So let’s say you just purchased a 40-year-old boutique motel in Whitefish, Montana. It came complete with a derelict indoor swimming pool that’s so run down, you keep the windows covered and the doors closed so no one can peer inside. The pool space is good for nothing, it seems, but storing junk.
What would you do with it?
Eva Volcikova turned it into Mama Ev’s, an acclaimed restaurant specializing in Neapolitan-style pizza made with local grains and clean, organic ingredients largely sourced from local farms, plus wines from small vineyards and beers from Montana brewers.
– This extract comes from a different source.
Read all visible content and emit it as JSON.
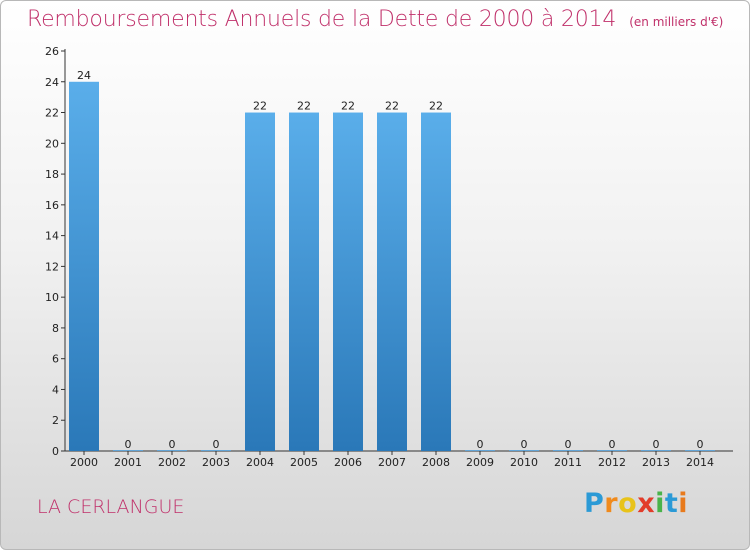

Tourists love it, so do families, and regional media outlets have been quick to promote it ever since it opened in late 2024.
Volcikova hails from the Czech Republic, attended college in the U.S. and soon settled on the East Coast. But after her mother’s death about a decade ago, she realized she missed living in ski country. She packed her family up and moved west to Whitefish, where she bought the Chalet Inn and hired Chef Jose Lopez away from a New York pizzeria that had made a big impression on her years earlier.
As Volcikova related the story to Flathead Living magazine, “I said, ‘Listen, Jose. Not today, not this year, but I am opening a pizzeria in Whitefish, Montana,’ and he laughed, you know, and we exchanged numbers.”
Volcikova finally opened the doors at Mama Ev’s last December after luring Lopez—along with his pizza-making sons—to Whitefish. They’ve since formed a partnership that has earned the 55-seat pizzeria a 4.3 rating on Yelp. “I always want to recreate that feeling of, ‘It’s the best bite,’” she told Flathead Living.

As her restaurant’s name suggests, Volcikova—known to her kids’ friends as “Mama Ev”—has created a warm, nurturing space for the community. Illuminated golden stars drip from the ceiling, and large windows, facing the west and south, let in natural light for added coziness. In addition to six specialty pizzas like the Prosciutto Arugula and the Burrata, she serves up cakes based on her mother’s recipes and nonalcoholic beverages like homemade raspberry, blackberry and traditional lemonade.
Her goal is to make everyone feel welcome. “I feel like some places stare you up and down or when you have kids and [the] kids make a mess,” she noted in the Flathead Living interview. “Kids should make a mess. That’s what I want here. I want life here, not some fine dining room. I want everyone to be happy here and just get the best food and get the best drinks.”